También The Times nos informa de que «Los estudiantes de Oxford votan sustituir los aplausos por las ‘manos de jazz’». Eso de las ‘manos de jazz’ -he tenido que ir a mirarlo- es mover las manitas alzadas para expresar aprobación. Creo haberlo visto en alguna asamblea de Podemos, y queda muy gracioso, pero no sabía que la razón era racial; pensé que era mera estupidez.

Imagino que la razón de abandonar el aplauso es que se trata de un hábito de nuestra cultura. Pero es también peligroso abandonar lo propio de la cultura de uno para copiar la de otros: eso se llama ‘apropiación cultural’ y es todavía peor. Que se lo digan a las enfermeras británicas que protagonizaron uno de esos ‘shows’, deprimentemente frecuentes en el confinamiento, en el que el personal sanitario de algún hospital se marcaba un bailecito y lo colgaba en las redes. En este caso, leemos en Neswshub: «El ‘haka’ contra la Covid-19 de enfermeras británicas, denunciado por ‘apropiación cultural». El haka es un baile maorí con el que se pretende desafiar y asustar al enemigo antes de la batalla y lo puso de moda el equipo de rugby de Nueva Zelanda al interpretarlo antes de los partidos. Ellos pueden; tú, no.

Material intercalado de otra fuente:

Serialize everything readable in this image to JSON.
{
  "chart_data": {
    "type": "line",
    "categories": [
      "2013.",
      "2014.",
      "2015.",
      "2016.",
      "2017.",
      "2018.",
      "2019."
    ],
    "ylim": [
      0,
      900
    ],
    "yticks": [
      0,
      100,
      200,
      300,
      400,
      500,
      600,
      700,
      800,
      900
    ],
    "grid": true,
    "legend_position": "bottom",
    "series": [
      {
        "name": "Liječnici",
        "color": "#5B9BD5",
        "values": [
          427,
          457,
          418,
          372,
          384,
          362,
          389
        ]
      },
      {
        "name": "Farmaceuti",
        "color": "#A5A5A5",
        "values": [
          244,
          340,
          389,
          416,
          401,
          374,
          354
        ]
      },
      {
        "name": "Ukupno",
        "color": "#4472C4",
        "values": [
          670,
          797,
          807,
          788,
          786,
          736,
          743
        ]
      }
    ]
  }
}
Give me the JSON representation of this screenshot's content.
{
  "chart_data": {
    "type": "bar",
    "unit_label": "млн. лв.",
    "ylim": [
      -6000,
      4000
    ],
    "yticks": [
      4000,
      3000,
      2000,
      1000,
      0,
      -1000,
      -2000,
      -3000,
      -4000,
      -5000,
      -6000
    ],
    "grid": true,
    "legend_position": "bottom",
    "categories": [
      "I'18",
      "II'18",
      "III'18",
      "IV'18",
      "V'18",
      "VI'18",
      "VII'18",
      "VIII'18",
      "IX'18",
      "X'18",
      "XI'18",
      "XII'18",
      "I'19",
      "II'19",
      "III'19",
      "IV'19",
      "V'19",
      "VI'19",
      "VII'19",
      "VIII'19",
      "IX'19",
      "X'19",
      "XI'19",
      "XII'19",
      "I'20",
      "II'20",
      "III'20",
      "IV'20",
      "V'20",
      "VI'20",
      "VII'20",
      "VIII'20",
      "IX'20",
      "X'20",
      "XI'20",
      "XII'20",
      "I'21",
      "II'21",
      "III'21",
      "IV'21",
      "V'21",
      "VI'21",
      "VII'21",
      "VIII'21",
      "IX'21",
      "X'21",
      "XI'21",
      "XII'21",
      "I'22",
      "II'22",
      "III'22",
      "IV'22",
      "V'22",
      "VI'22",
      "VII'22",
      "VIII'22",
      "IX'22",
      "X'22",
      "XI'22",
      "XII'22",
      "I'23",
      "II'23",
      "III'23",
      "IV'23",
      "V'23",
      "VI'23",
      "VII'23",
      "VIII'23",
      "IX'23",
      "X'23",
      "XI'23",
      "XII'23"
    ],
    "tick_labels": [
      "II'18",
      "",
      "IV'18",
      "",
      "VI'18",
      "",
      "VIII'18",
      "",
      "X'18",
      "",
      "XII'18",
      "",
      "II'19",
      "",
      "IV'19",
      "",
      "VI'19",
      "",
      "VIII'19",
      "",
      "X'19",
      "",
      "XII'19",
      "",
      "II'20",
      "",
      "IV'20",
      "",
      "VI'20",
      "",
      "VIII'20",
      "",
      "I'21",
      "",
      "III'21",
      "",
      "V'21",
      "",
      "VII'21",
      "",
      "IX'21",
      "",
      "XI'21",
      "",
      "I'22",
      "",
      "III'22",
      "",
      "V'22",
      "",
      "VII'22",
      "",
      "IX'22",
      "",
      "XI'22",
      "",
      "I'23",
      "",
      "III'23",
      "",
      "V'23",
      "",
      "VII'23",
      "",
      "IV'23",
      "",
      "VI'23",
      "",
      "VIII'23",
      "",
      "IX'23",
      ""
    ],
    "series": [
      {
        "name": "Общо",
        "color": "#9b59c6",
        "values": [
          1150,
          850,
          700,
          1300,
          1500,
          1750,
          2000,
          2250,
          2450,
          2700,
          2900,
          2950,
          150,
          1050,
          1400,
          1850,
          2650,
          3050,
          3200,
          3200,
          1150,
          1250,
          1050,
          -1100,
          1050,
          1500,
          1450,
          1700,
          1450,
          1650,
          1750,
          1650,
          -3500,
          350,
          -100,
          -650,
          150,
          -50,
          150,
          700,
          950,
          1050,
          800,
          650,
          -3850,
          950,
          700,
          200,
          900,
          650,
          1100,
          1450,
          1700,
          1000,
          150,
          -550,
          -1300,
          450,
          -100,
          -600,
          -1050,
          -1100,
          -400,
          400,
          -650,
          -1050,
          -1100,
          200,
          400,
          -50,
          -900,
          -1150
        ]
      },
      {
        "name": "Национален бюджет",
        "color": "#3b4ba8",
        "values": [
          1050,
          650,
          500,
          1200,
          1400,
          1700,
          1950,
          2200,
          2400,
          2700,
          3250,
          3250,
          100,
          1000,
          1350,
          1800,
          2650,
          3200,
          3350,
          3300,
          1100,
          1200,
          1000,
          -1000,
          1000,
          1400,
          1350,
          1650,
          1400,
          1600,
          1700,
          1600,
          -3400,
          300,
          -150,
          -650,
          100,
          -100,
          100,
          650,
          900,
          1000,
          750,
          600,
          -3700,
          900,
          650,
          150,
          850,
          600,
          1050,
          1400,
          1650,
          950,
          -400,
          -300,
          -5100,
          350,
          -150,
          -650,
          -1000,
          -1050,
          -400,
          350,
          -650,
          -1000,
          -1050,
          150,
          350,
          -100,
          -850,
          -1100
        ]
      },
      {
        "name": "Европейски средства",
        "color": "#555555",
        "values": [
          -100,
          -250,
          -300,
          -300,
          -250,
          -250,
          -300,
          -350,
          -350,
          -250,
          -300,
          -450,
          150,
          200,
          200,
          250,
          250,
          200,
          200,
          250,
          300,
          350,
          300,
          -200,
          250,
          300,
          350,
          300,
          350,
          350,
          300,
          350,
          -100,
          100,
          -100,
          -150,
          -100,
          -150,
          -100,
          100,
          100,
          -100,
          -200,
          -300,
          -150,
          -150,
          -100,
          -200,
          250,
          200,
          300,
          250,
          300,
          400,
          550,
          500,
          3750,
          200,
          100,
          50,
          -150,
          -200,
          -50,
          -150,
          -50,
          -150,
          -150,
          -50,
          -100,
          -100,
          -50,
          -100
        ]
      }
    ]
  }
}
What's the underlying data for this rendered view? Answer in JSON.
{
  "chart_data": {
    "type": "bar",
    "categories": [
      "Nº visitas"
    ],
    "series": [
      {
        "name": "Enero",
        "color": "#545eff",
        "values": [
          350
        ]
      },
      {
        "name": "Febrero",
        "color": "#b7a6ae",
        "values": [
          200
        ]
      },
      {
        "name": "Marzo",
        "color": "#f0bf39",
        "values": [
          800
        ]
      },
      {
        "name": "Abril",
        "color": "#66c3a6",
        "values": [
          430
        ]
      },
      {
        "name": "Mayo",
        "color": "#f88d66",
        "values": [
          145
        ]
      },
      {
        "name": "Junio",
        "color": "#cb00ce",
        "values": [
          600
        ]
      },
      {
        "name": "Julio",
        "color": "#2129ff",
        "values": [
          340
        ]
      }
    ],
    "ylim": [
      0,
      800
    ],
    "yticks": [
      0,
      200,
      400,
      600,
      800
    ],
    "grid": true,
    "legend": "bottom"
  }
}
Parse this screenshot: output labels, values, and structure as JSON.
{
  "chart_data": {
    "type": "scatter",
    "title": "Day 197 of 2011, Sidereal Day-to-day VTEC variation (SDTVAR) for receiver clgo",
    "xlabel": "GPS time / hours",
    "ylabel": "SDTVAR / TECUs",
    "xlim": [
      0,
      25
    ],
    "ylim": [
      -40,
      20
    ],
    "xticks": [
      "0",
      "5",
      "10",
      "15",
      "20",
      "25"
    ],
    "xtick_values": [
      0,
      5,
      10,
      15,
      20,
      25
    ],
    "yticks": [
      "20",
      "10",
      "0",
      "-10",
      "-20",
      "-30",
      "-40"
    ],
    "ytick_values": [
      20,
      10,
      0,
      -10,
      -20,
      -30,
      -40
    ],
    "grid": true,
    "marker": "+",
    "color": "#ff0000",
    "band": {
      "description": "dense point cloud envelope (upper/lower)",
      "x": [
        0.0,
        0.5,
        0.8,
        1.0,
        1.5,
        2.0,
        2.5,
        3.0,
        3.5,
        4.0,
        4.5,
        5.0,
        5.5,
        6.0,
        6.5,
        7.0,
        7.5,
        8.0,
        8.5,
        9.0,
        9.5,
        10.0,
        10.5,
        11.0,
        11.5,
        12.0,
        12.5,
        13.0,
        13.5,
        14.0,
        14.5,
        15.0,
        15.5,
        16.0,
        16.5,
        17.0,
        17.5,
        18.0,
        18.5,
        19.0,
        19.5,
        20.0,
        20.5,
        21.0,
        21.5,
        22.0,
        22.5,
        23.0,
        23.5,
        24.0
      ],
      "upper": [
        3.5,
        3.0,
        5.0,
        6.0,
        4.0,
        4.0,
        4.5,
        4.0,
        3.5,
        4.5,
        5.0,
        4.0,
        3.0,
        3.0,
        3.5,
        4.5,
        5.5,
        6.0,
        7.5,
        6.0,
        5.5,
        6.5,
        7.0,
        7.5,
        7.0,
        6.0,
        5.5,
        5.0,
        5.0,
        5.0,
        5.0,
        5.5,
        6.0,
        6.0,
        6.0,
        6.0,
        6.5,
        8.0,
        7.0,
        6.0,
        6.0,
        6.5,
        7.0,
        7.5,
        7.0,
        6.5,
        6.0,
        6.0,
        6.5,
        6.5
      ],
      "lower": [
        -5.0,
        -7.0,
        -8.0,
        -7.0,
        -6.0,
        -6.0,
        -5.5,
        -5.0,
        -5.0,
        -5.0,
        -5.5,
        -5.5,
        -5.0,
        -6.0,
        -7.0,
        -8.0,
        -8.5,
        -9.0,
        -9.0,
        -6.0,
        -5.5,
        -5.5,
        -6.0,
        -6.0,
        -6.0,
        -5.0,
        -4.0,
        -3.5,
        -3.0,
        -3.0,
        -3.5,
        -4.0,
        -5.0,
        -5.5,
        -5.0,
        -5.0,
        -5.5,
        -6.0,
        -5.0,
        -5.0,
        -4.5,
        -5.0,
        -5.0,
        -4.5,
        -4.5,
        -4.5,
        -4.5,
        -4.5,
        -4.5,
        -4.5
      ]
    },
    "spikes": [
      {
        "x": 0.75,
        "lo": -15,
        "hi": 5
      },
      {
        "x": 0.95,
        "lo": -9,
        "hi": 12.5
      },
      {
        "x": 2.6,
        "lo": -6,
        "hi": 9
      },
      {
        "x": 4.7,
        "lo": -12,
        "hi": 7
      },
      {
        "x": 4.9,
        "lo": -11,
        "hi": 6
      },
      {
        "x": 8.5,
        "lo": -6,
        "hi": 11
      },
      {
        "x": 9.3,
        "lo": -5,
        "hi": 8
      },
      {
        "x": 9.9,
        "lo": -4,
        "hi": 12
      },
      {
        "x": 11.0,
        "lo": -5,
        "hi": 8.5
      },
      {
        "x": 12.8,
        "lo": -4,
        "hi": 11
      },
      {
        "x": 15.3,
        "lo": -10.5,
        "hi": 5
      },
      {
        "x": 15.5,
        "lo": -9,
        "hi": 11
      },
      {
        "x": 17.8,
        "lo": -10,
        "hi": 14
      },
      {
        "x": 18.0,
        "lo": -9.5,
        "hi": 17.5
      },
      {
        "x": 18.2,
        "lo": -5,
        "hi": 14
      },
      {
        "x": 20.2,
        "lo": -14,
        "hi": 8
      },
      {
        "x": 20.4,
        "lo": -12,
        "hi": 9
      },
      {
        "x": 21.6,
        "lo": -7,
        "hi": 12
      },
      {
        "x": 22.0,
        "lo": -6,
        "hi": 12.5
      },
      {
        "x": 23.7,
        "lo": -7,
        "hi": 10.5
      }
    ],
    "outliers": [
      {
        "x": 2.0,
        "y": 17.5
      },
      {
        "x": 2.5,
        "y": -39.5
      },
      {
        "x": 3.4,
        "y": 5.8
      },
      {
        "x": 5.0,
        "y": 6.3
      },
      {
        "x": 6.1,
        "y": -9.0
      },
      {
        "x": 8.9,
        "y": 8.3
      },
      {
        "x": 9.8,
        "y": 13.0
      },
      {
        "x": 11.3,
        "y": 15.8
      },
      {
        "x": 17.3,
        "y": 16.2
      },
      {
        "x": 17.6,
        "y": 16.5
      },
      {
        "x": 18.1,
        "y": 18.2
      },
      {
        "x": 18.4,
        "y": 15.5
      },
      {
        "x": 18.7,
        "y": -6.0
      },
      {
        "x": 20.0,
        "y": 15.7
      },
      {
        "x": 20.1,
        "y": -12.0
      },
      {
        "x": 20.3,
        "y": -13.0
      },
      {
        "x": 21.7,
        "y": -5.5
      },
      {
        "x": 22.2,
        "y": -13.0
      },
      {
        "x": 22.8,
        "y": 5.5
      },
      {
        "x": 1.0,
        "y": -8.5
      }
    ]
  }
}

Pero no puedo alargarme mucho más, y les invito que acudan al fascinante hilo de Titania. Es más fácil decir lo que no es racista -si existe algo-, dado que los son cosas tan aparentemente inocentes como las Matemáticas, el jabón, la pasta de dientes, los blancos que hablan a favor de los negros y los blancos que se callan.